Contiero è stato un prete schierato, scomodo, che non indugiava a utilizzare la provocazione per stimolare i giovani all’impegno per un mondo meno iniquo. Nonostante una certa «ruvidezza» nel modo di esprimersi, la sua preparazione intellettuale non era inferiore ad altri più illustri teologi del suo tempo, ma farsi fregio di sapienza non era un’attitudine di Contiero quanto piuttosto l’ansia di trasformare la realtà.

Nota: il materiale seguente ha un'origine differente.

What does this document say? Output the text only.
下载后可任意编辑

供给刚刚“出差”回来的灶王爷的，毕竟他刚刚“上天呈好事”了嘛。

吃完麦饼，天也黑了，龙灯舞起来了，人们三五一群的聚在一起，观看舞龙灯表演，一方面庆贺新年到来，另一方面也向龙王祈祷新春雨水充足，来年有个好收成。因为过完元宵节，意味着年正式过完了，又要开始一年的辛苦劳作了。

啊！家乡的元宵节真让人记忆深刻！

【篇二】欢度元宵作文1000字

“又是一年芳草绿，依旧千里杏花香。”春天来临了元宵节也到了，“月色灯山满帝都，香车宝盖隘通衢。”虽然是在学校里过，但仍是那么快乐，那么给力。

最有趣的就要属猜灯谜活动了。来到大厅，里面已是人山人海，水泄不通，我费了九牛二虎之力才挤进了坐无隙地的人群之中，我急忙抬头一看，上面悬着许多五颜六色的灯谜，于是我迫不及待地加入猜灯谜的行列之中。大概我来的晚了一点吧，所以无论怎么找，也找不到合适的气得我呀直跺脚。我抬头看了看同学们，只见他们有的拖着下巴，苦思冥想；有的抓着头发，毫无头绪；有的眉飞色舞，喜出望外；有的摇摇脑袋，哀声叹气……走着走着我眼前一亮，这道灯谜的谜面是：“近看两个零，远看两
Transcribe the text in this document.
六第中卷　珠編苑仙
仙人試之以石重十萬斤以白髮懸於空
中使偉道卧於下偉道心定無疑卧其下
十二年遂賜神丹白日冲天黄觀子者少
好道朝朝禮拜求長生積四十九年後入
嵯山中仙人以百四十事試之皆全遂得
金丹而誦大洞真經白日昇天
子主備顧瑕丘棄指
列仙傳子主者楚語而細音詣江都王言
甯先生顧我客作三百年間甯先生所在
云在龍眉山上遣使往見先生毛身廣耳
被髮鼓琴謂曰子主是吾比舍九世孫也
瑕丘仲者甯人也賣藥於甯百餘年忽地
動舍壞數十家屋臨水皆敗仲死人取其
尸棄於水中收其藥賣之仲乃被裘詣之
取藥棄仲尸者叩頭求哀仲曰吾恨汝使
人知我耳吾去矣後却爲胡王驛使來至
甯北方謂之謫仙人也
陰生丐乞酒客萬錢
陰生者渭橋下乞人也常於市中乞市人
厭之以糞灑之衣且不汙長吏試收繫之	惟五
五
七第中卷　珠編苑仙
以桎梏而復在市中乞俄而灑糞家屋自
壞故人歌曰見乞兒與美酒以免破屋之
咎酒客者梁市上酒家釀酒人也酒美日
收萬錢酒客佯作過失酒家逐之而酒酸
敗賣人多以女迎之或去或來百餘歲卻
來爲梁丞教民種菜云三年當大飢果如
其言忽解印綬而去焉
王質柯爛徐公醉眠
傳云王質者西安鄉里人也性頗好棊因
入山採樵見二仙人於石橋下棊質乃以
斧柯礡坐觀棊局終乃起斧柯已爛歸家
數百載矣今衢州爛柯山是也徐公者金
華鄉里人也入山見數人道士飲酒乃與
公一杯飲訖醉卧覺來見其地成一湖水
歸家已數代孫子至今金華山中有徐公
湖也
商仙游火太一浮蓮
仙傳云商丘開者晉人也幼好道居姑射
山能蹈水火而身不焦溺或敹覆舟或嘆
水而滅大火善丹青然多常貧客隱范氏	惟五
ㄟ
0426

È quasi automatico associare il nome di Contiero a quello di Lorenzo Milani, per quanto le rispettive notorietà e influenza sul pensiero pedagogico non siano paragonabili. Pur tuttavia, credo di poter dire, da pedagogista, che i principi ispiratori erano i medesimi: nel caso di Milani applicati alla scuola secondaria inferiore e in Contiero all’Università. Se l’Università pubblica vuole assumere fino in fondo il ruolo di agenzia formativa e culturale che si ponga come obiettivo quello di sviluppare una conoscenza critica in ogni ambito del sapere e non si accontenti dell’ossequiosa trasmissione di conoscenze e competenze utili al paradigma economico dominante, allora la lezione di Contiero può diventare per ogni docente e ricercatore uno stimolo a interpretare il proprio ruolo oltre alla mera funzione didattica e di ricerca, interpretando l’apprendimento quale mezzo di emancipazione e trasformazione sociale.